Lack of Employer Cooperation
One challenge that you might encounter is a lack of cooperation from your place of employment. Managers who have been with a company for a long time can become complacent and resistant to trying anything new. They might think, for example, that nobody in the company has made good use of data before, so there is no point in spending the effort required for employees to become data literate. It is especially tough to deal with this challenge when a lack of appreciation for data is rooted in a company’s culture. One way to overcome this hurdle is by showing the more resistant people some real-world examples of times when data improved a company’s profits or operations.
Lack of Good Data
If there is a lack of acceptable data, your data won’t be very helpful regardless of how well you are able to clean, analyze and interpret it. There can be many reasons why a business would lack good data, including having a history of not collecting data at all, or collecting the wrong types of data needed to make informed business decisions. The only way to overcome this challenge is to consider what goals you want to accomplish with your data and begin collecting as soon as possible.
Lack of Involvement
Sometimes, those who possess the most data analysis skills congregate in similar jobs with each other. For example, an organization might have a department where skilled people keep datasets clean and secure. However, these people may not work closely with those who are actually using the data. This can lead to a gap between those with more experience with data and those who are making decisions with the data. One of the ways to overcome this is to set up regular meetings between these two groups.

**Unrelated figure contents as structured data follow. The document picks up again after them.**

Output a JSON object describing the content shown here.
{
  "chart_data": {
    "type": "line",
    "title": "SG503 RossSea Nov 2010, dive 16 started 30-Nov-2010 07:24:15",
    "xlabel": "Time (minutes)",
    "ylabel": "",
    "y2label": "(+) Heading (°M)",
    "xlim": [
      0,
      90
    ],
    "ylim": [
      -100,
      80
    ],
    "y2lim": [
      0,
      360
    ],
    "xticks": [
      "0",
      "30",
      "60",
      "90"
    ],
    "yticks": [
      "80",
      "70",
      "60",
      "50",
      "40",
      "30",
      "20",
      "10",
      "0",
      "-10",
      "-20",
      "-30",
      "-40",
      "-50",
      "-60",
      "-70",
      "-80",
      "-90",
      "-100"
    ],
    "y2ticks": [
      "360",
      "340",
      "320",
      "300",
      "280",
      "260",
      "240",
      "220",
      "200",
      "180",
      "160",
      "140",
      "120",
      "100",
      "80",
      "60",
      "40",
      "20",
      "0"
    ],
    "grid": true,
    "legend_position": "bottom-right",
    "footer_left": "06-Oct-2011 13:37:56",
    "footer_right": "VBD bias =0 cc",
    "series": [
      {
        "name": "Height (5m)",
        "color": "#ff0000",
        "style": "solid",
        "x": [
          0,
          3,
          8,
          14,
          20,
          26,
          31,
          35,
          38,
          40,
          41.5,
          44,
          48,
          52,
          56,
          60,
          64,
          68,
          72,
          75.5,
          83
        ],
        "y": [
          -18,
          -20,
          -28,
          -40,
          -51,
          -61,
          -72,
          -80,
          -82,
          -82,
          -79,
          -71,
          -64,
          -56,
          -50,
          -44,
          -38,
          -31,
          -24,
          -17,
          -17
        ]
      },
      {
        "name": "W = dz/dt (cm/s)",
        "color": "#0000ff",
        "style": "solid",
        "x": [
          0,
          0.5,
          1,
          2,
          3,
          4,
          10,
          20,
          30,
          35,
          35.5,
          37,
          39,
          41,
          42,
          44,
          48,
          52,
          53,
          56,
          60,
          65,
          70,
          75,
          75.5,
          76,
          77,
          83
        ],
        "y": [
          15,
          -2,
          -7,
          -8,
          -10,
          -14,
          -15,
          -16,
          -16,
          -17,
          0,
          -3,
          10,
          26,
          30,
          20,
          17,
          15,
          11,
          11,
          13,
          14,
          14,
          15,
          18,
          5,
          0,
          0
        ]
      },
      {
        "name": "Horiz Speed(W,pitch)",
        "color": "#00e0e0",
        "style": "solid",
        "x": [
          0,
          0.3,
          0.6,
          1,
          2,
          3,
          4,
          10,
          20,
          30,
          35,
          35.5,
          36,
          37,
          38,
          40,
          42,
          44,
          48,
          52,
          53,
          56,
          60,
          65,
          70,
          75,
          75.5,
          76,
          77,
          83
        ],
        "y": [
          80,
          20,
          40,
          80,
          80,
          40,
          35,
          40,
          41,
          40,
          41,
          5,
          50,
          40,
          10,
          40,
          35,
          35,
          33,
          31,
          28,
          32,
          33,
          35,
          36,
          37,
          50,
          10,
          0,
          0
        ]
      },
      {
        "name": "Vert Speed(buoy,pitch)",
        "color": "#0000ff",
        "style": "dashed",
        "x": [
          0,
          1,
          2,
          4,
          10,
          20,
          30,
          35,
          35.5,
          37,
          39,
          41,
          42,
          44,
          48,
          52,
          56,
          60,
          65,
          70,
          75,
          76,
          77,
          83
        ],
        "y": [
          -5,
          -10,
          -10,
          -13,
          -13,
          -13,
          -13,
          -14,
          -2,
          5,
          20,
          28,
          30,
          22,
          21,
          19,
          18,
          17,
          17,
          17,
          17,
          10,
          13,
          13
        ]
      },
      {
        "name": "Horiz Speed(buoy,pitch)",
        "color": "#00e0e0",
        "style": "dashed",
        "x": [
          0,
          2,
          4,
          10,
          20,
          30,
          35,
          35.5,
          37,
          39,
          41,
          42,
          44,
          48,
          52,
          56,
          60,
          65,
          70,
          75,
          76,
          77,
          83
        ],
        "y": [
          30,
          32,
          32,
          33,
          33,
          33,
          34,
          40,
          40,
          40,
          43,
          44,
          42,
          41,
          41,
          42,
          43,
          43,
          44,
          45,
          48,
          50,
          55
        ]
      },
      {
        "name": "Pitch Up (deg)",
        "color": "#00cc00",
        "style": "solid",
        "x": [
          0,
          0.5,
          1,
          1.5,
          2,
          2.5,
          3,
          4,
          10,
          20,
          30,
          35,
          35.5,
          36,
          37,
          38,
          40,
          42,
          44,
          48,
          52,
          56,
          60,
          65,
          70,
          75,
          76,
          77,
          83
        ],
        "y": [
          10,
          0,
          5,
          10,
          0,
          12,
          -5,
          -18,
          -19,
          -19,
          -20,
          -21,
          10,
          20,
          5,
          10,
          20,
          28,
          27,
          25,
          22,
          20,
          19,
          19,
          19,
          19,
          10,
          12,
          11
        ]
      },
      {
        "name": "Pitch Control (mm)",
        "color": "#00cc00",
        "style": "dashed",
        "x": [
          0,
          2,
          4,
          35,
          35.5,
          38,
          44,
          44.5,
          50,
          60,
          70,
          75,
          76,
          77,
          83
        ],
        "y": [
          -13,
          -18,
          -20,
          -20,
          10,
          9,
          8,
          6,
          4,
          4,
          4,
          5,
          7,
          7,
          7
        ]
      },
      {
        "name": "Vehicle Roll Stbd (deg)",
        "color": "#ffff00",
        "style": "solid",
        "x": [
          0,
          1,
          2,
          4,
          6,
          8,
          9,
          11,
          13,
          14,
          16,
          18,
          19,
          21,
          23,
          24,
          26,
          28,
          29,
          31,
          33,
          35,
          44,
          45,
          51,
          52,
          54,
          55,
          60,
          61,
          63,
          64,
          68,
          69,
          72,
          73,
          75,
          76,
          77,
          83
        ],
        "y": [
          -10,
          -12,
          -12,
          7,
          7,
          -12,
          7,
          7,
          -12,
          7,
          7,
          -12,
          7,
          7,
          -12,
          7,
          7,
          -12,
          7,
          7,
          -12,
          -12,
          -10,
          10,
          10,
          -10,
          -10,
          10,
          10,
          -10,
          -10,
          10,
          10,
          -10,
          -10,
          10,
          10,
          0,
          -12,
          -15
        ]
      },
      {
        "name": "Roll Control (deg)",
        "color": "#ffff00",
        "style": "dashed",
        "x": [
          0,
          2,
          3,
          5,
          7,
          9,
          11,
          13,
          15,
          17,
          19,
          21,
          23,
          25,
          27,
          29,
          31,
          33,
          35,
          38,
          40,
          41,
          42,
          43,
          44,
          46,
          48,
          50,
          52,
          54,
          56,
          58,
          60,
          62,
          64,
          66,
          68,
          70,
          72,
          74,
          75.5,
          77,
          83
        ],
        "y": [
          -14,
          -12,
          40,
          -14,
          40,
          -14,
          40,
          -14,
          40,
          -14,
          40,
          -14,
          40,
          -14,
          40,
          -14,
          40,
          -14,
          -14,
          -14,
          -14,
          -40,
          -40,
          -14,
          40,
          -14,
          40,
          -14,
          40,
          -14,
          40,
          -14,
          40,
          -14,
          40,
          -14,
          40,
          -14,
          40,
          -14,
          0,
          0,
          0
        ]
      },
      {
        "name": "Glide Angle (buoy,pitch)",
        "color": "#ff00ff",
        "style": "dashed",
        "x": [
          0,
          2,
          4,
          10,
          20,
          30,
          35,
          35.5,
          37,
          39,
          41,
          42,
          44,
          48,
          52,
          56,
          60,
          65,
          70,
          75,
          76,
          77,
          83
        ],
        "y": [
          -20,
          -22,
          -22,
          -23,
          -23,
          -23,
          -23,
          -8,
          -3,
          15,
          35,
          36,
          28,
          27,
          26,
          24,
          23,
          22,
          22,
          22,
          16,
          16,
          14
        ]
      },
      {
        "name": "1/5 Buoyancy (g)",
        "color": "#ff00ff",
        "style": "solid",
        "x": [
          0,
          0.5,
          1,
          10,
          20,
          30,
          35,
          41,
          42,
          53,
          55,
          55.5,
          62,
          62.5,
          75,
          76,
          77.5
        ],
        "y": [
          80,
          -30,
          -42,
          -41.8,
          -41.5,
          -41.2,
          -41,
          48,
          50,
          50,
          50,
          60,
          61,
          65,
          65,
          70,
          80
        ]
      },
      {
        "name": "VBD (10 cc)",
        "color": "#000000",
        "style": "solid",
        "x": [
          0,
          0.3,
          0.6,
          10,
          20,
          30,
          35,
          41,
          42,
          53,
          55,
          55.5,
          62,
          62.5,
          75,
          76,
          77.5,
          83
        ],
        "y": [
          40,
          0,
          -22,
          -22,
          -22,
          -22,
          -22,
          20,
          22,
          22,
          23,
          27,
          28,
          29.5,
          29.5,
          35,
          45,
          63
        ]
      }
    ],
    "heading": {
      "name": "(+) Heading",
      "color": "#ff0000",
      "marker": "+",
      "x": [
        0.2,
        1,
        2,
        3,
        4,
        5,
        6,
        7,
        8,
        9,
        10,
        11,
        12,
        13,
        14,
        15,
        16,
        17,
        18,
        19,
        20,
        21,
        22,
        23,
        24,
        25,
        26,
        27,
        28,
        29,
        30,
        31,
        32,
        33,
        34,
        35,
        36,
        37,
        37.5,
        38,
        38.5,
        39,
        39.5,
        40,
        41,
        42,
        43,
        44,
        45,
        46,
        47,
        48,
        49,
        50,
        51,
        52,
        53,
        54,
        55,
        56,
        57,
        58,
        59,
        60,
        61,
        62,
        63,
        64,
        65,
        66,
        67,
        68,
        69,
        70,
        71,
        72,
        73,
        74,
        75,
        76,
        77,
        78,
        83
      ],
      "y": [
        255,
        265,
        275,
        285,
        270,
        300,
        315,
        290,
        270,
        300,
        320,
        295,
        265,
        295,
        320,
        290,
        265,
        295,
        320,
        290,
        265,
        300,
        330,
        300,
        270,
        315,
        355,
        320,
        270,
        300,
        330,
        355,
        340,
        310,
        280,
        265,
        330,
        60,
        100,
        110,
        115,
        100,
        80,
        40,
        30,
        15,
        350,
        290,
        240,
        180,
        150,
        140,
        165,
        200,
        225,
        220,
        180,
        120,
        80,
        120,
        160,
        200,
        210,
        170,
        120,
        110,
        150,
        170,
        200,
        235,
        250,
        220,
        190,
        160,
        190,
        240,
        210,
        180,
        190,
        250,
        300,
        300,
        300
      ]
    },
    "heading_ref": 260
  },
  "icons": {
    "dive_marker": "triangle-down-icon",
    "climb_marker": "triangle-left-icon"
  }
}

Any organization change is going to get push-back, including implementing a data literacy program. However, something as important as data literacy is worth fighting for.
Real-World Examples of Data Literacy in Action
Data literacy can be a rather abstract idea to talk about; however, it has very real implications. Here are some real-world examples of data literacy in action.
An institution of higher learning may employ data analysis to discover a correlation between GPA and the types of scholarships received, or the number of years it takes a student to graduate. If the employees at the university find any interesting insights, they can implement changes to help more students to succeed.
However, analysts need to be careful to avoid making assumptions based on false correlations. For instance, students receiving a particular scholarship might have higher GPAs because the financial assistance allows them to focus more on their studies. Or, what appears to be improved academic performance may be a result of only the highest achieving students receiving a scholarship in the first place.
Another example of data literacy in action is in the marketing sector. Many online tools compile data for marketing managers to use. For example, managers can see how many website visitors view a page, and adjust the links on their website according to those metrics. In addition, many marketing companies use search engine optimization (SEO) to improve the number of visits they get. The data behind this SEO guides companies toward which words to use in the articles they release.
The more experience you have with using data and honing your data science skills, the more you will be able to see how data analysis applies to real-world scenarios.
Empower Your Data
When you use data to make evidence-based decisions, you gain the peace of mind of knowing that your choices are backed by hard facts. Data literacy enables everyone in your organization to look for insights in their own data, and encourages people to share their opinions regarding what decisions to make next. To truly harness the power of your data, it’s not enough to simply understand what it is. You also need the right tools to effectively visualize and communicate your findings.